I'm about to start looking for a new programming job and was hoping for a little advice on what I should be looking for and how I should go about it. I have ~4 years of experience. 8 months as a co-op at an engineering firm which led to a full year as a contract programmer there. Then, after finishing school, I was hired at my present job as the lead/only programmer on a decent sized project at a small company.
The job at the engineering firm was developing small applications around Access databases. I either created or rewrote the main apps they used in the department. One massaged flight/repair data from airlines into the upload format our mainframe used, one imported data from the mainframe and gave engineers an easy format to look at, code, and analyze records (paredos, specific ways to filter data sets, etc), and the last was a reporting tool that took a bunch of different data sets and created fairly complicated reports that were sent out to airlines/manufacturers.

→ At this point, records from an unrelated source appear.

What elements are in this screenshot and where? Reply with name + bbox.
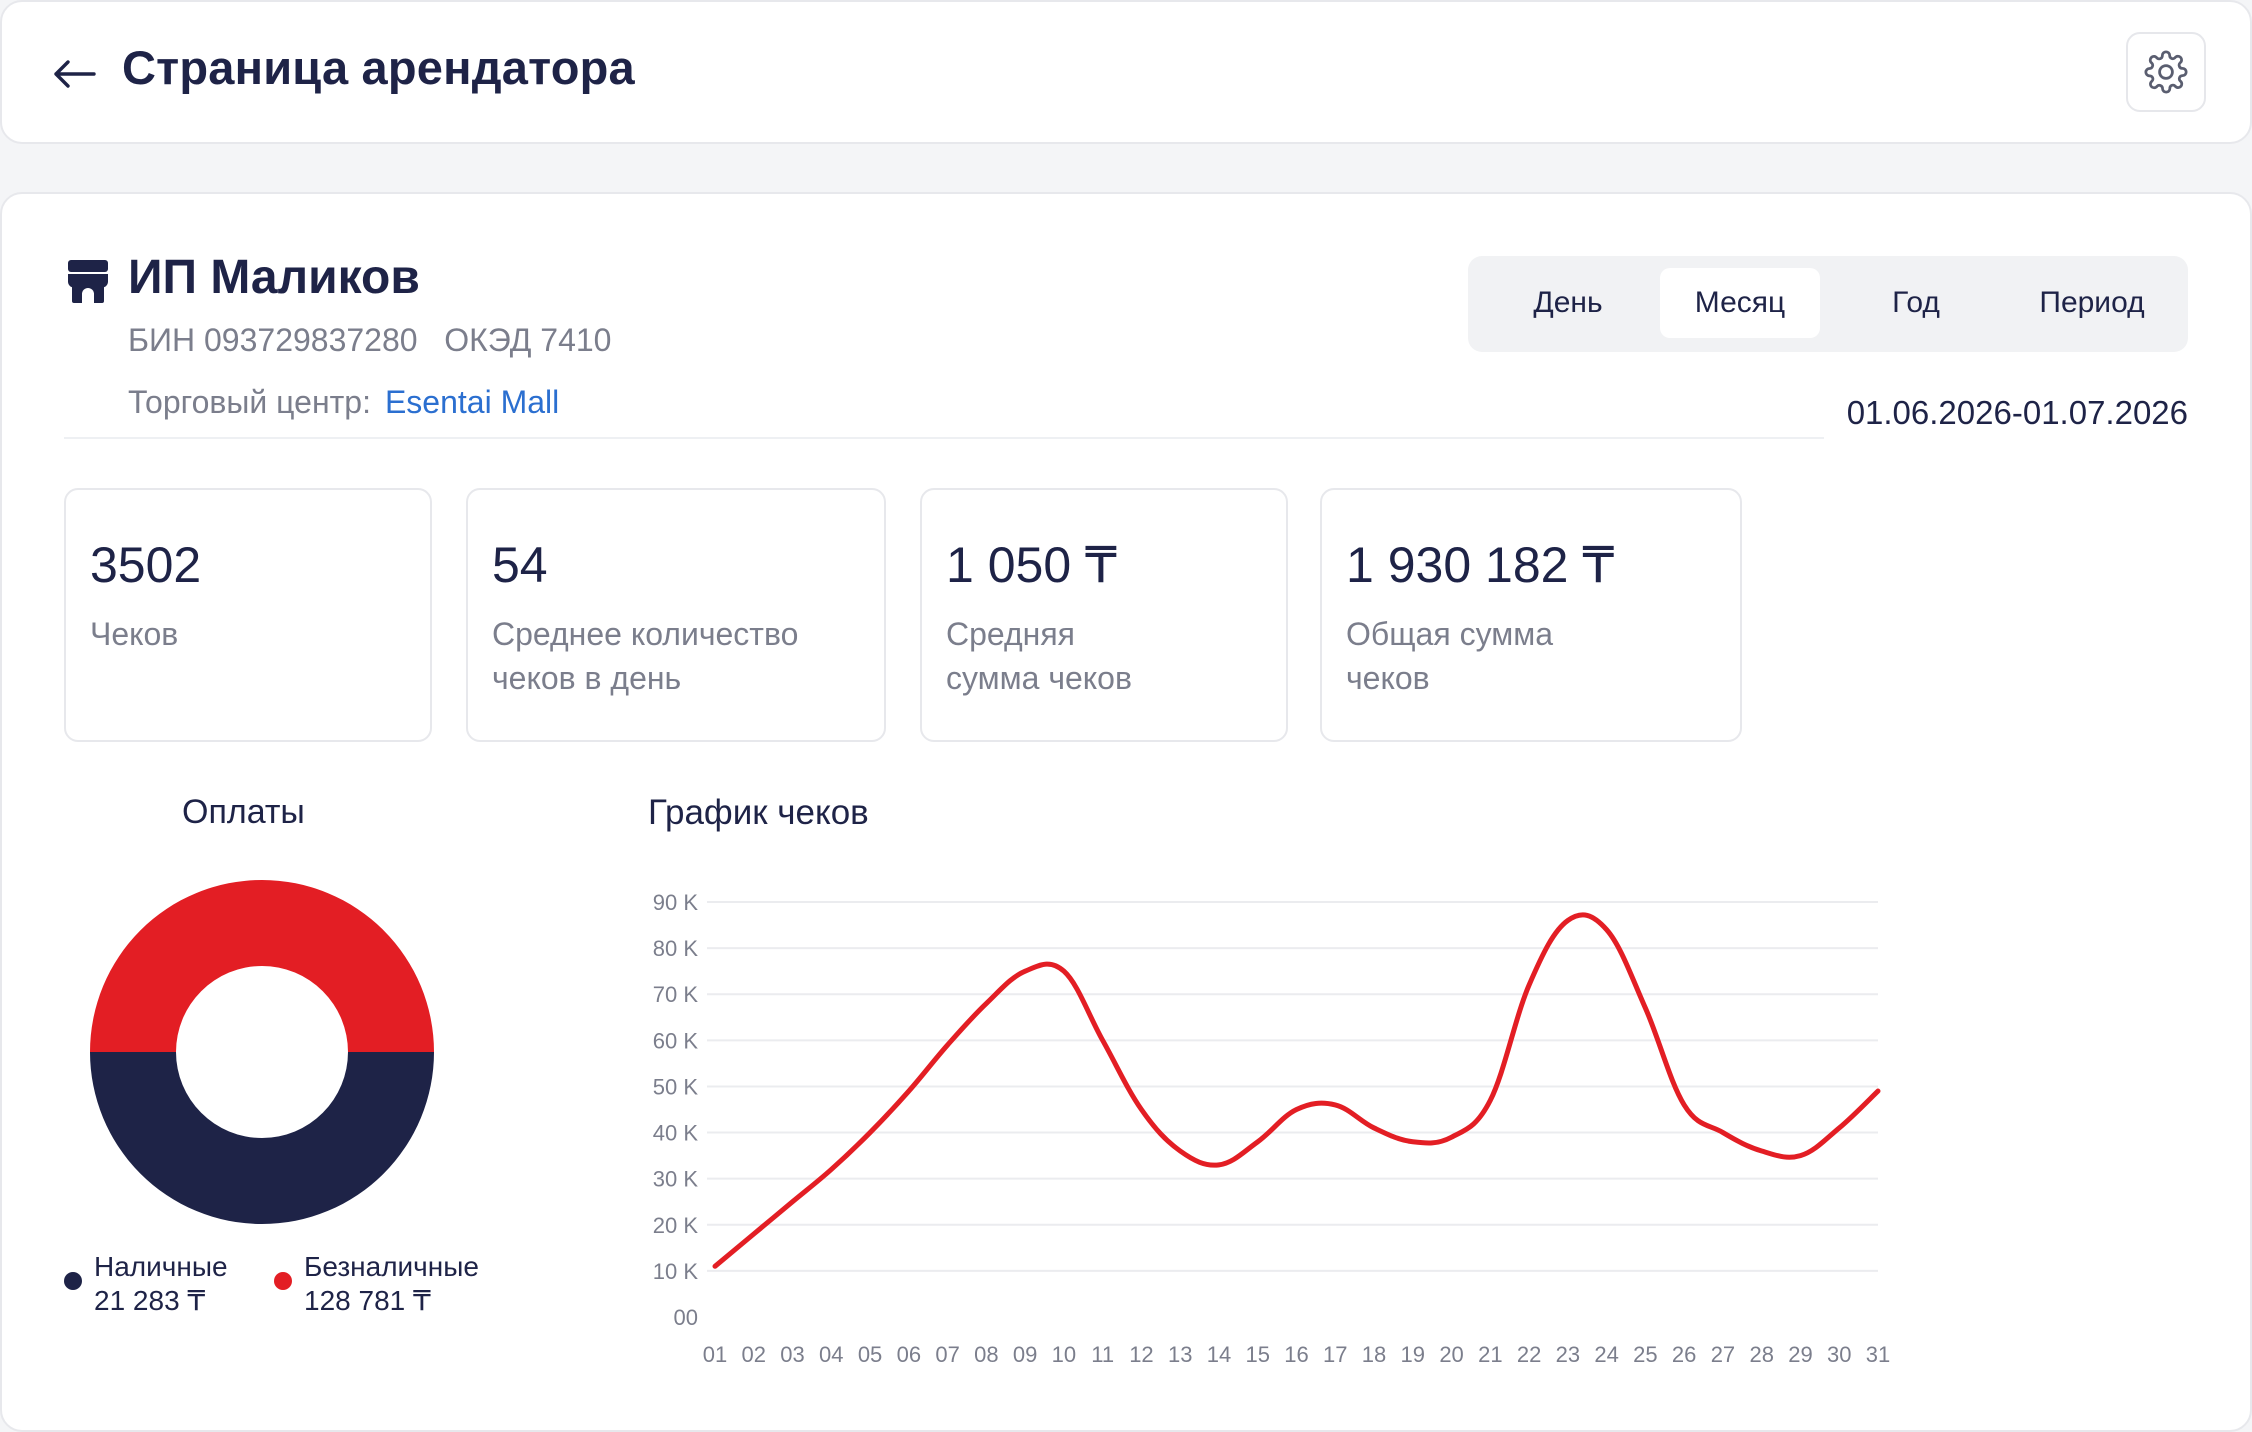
- donut-slice-cashless: [90, 880, 434, 1052]
- stat-value: 1 050 ₸: [946, 537, 1117, 593]
- mall-row: Торговый центр: Esentai Mall: [128, 384, 559, 421]
- x-tick-label: 03: [780, 1342, 804, 1367]
- x-tick-label: 10: [1052, 1342, 1076, 1367]
- legend-cashless: Безналичные 128 781 ₸: [304, 1250, 479, 1318]
- x-tick-label: 12: [1129, 1342, 1153, 1367]
- stat-card-avg-count: 54 Среднее количество чеков в день: [466, 488, 886, 742]
- x-tick-label: 16: [1284, 1342, 1308, 1367]
- x-tick-label: 06: [897, 1342, 921, 1367]
- x-tick-label: 29: [1788, 1342, 1812, 1367]
- payments-donut-chart: [90, 880, 434, 1224]
- stat-card-checks: 3502 Чеков: [64, 488, 432, 742]
- legend-cash: Наличные 21 283 ₸: [94, 1250, 228, 1318]
- legend-value: 21 283 ₸: [94, 1285, 206, 1316]
- settings-button[interactable]: [2126, 32, 2206, 112]
- y-tick-label: 00: [674, 1305, 698, 1330]
- x-tick-label: 08: [974, 1342, 998, 1367]
- legend-name: Безналичные: [304, 1251, 479, 1282]
- stat-label: Общая сумма чеков: [1346, 616, 1553, 696]
- tenant-name: ИП Маликов: [128, 251, 420, 304]
- x-tick-label: 05: [858, 1342, 882, 1367]
- checks-line-chart: 00 10 K 20 K 30 K 40 K 50 K 60 K 70 K 80 K 90 K 0…: [653, 890, 1891, 1367]
- checks-series-line: [712, 912, 1881, 1269]
- x-tick-label: 30: [1827, 1342, 1851, 1367]
- x-tick-label: 15: [1245, 1342, 1269, 1367]
- x-tick-label: 07: [935, 1342, 959, 1367]
- x-tick-label: 14: [1207, 1342, 1231, 1367]
- legend-dot-cashless: [274, 1272, 292, 1290]
- y-tick-label: 50 K: [653, 1074, 699, 1099]
- y-tick-label: 90 K: [653, 890, 699, 915]
- x-tick-label: 18: [1362, 1342, 1386, 1367]
- x-tick-label: 04: [819, 1342, 843, 1367]
- y-tick-label: 10 K: [653, 1259, 699, 1284]
- donut-slice-cash: [90, 1052, 434, 1224]
- stat-label: Чеков: [90, 616, 179, 652]
- x-tick-label: 20: [1439, 1342, 1463, 1367]
- tab-period[interactable]: Период: [2039, 286, 2145, 319]
- stat-label: Средняя сумма чеков: [946, 616, 1132, 696]
- tab-month[interactable]: Месяц: [1660, 268, 1820, 338]
- tab-year[interactable]: Год: [1892, 286, 1940, 319]
- stat-label: Среднее количество чеков в день: [492, 616, 799, 696]
- x-tick-label: 28: [1749, 1342, 1773, 1367]
- y-tick-label: 60 K: [653, 1028, 699, 1053]
- x-tick-label: 01: [703, 1342, 727, 1367]
- x-tick-label: 19: [1401, 1342, 1425, 1367]
- x-tick-label: 02: [742, 1342, 766, 1367]
- stat-value: 3502: [90, 537, 202, 593]
- x-tick-label: 17: [1323, 1342, 1347, 1367]
- y-tick-label: 20 K: [653, 1213, 699, 1238]
- date-range: 01.06.2026-01.07.2026: [1846, 394, 2188, 431]
- tab-day[interactable]: День: [1533, 286, 1603, 319]
- x-tick-label: 11: [1091, 1342, 1114, 1367]
- x-tick-label: 31: [1866, 1342, 1890, 1367]
- gear-icon: [2144, 50, 2188, 94]
- tenant-requisites: БИН 093729837280 ОКЭД 7410: [128, 322, 612, 358]
- y-tick-label: 70 K: [653, 982, 699, 1007]
- x-tick-label: 26: [1672, 1342, 1696, 1367]
- divider: [64, 437, 1824, 439]
- checks-chart-title: График чеков: [648, 793, 869, 832]
- x-tick-label: 09: [1013, 1342, 1037, 1367]
- legend-name: Наличные: [94, 1251, 228, 1282]
- y-tick-label: 80 K: [653, 936, 699, 961]
- arrow-left-icon: [54, 60, 96, 88]
- stat-card-avg-sum: 1 050 ₸ Средняя сумма чеков: [920, 488, 1288, 742]
- y-tick-label: 30 K: [653, 1167, 699, 1192]
- x-tick-label: 13: [1168, 1342, 1192, 1367]
- x-tick-label: 22: [1517, 1342, 1541, 1367]
- stat-value: 1 930 182 ₸: [1346, 537, 1615, 593]
- mall-label: Торговый центр:: [128, 384, 371, 420]
- stat-card-total: 1 930 182 ₸ Общая сумма чеков: [1320, 488, 1742, 742]
- x-tick-label: 23: [1556, 1342, 1580, 1367]
- x-tick-label: 21: [1478, 1342, 1502, 1367]
- y-tick-label: 40 K: [653, 1121, 699, 1146]
- mall-link[interactable]: Esentai Mall: [384, 384, 560, 420]
- legend-value: 128 781 ₸: [304, 1285, 431, 1316]
- page-title: Страница арендатора: [122, 41, 635, 94]
- x-tick-label: 25: [1633, 1342, 1657, 1367]
- period-selector: День Месяц Год Период: [1468, 256, 2188, 352]
- x-tick-label: 27: [1711, 1342, 1735, 1367]
- legend-dot-cash: [64, 1272, 82, 1290]
- back-button[interactable]: [50, 50, 98, 98]
- x-tick-label: 24: [1594, 1342, 1618, 1367]
- payments-title: Оплаты: [182, 793, 305, 831]
- page-header: Страница арендатора: [0, 0, 2252, 144]
- stat-value: 54: [492, 537, 548, 593]
- store-icon: [68, 260, 108, 303]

At my current job the application I handle keeps track of the training that goes on in a bank. It's a web app (IIS/.Net-VB/SQL) on its second iteration. The first was what I was hired for. The company had a large customer that had requested this system and had given them a timeline of 3 months to create it. I was given a prototype created in Word by one of the owners (and no customer access) and set to work. This initial version slipped a little and was actually released about a month past schedule and changes were asked for / implemented up until the 9 month mark at which point the customer's requirements had changed so the initial design didn't really work anymore (courses were assigned to users through learning plans and group learning plans were set up based on certain user criteria like title/branch/department - what they actually wanted after using it was group level assignment of learning plans but the ability to modify these assigned learning plans on a user level) so I went back to the drawing board and while I was at it redid the core classes that I'd had to use to launch on time that had been written by one of the other two programmers there. Things like classes that interacted with active directory, the registry, our encryption class, etc. As well as rewriting our stupid / obtuse security system and adding important features like an application log that tracks all changes within the system. I moved from there to helping out with the redesign of our main product while continuing to support/install/update/do customer support for my product.
That was really wordy. The point is while I may be fairly skilled and have done a good job for my employers I'm seriously lacking experience in some important areas. All my professional work has been done with one of the least complicated programming languages, solo, and pretty much without software engineering practices (testing, what?). It's almost embarrassing. Here is what I'd like to do. First, I need to move away from Tennessee with this job change. Charlotte, NC seems the most likely place since my brother lives there and it's a decent SE US tech center. Second, I absolutely need to work as the member of a good, professional development team and get beyond the small measures we've managed to implement at my current job (simple, necessary things like using source control). Third, I need to move to a more complicated language like C++ before I completely lose all skill as a programmer. And as a nice but not necessary goal, I'd like to work closely with databases (on the development side). I love SQL, PL/SQL and database design. What do you suggest I start to look for and how? If I can swing some contract programming jobs and move in with my brother for a short time would that be the most effective way to get this change done or should I just do my best to get my cover letter / resume in at the places I want to work at and try to use the college nearby to get some actual personal contact in with potential employers? Unfortunately, I don't have any real contacts at this point.